Robust Prediction of Anti-Cancer Drug Sensitivity and Sensitivity-Specific Biomarker

The personal genomics era has attracted a large amount of attention for anti-cancer therapy by patient-specific analysis. Patient-specific analysis enables discovery of individual genomic characteristics for each patient, and thus we can effectively predict individual genetic risk of disease and perform personalized anti-cancer therapy. Although the existing methods for patient-specific analysis have successfully uncovered crucial biomarkers, their performance takes a sudden turn for the worst in the presence of outliers, since the methods are based on non-robust manners. In practice, clinical and genomic alterations datasets usually contain outliers from various sources (e.g., experiment error, coding error, etc.) and the outliers may significantly affect the result of patient-specific analysis.

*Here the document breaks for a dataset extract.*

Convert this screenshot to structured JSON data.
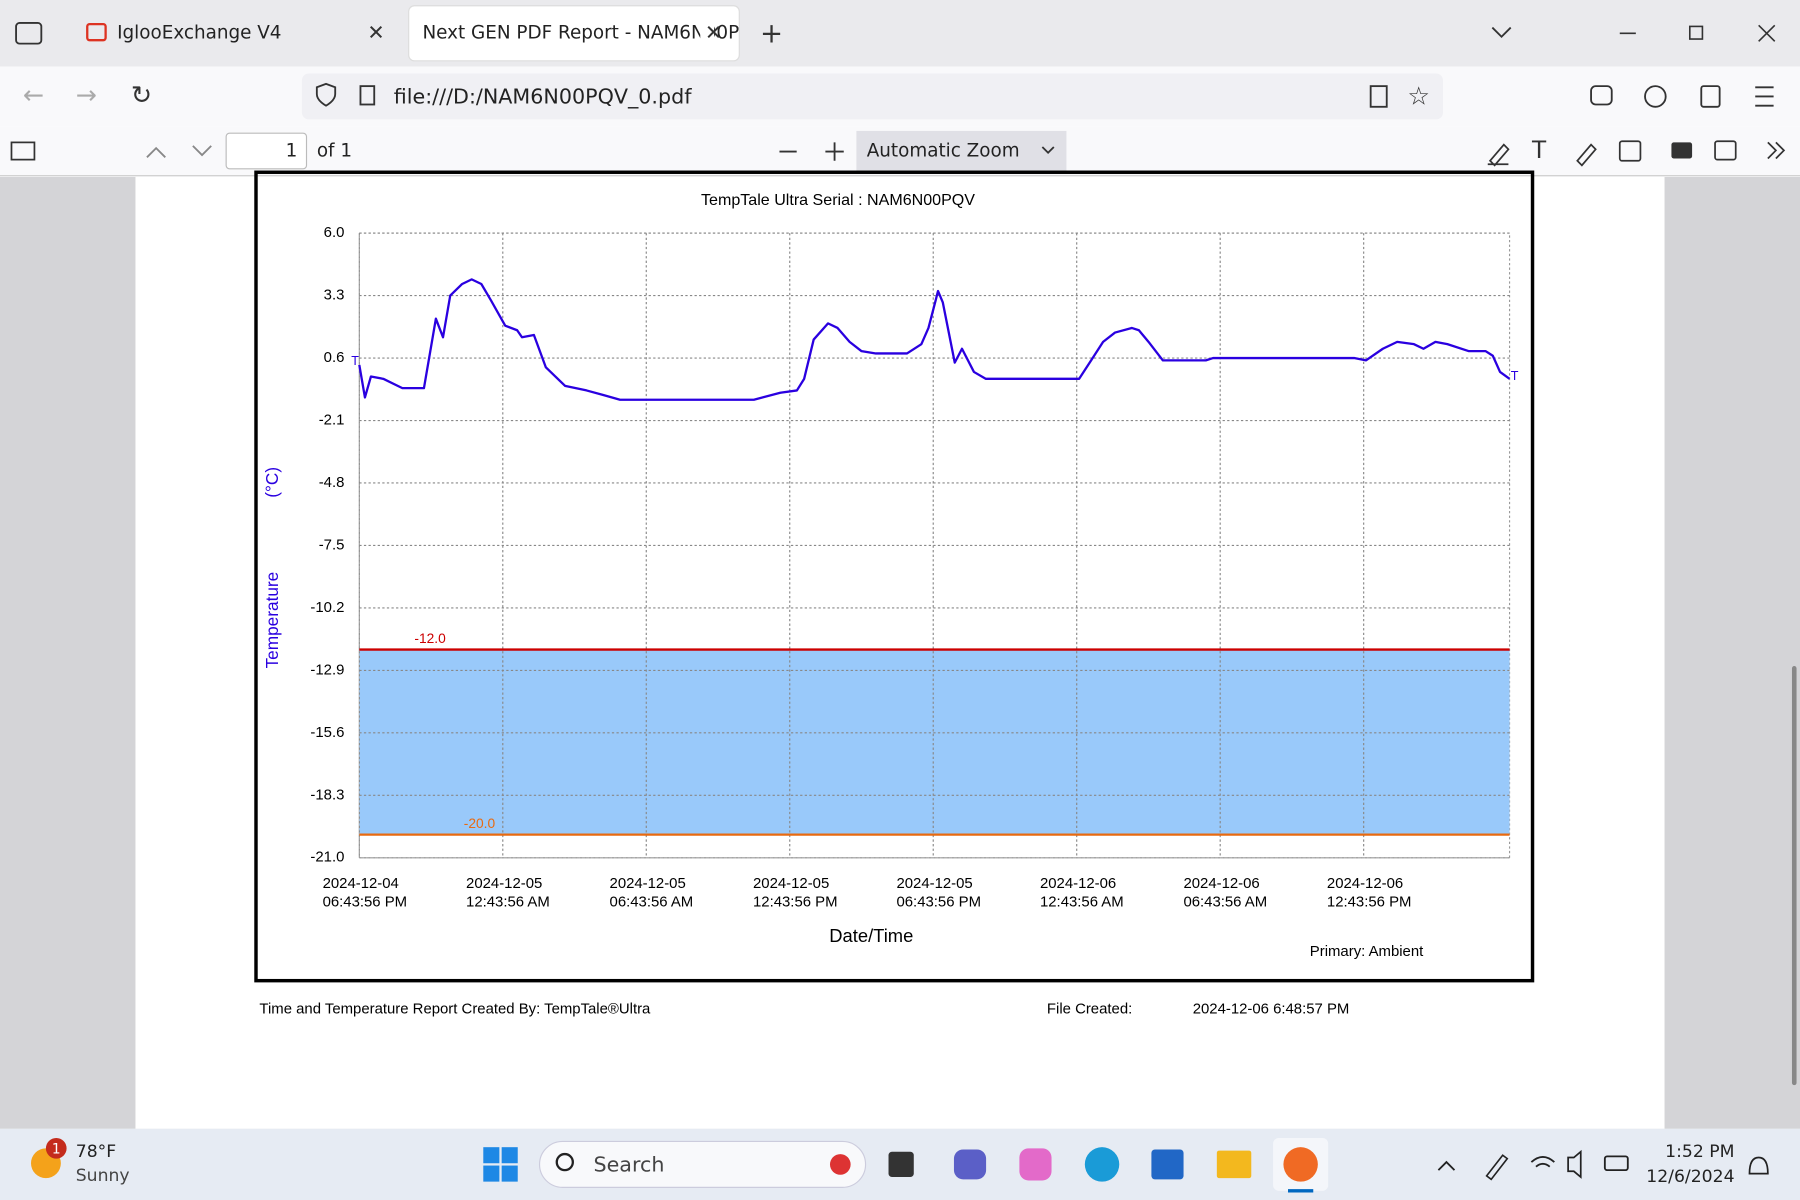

We propose a robust methodology for patient-specific analysis in line with the NetwrokProfiler. In the proposed method, outliers in high dimensional gene expression levels and drug response datasets are simultaneously controlled by robust Mahalanobis distance in robust principal component space. Thus, we can effectively perform for predicting anti-cancer drug sensitivity and identifying sensitivity-specific biomarkers for individual patients. We observe through Monte Carlo simulations that the proposed robust method produces outstanding performances for predicting response variable in the presence of outliers. We also apply the proposed methodology to the Sanger dataset in order to uncover cancer biomarkers and predict anti-cancer drug sensitivity, and show the effectiveness of our method.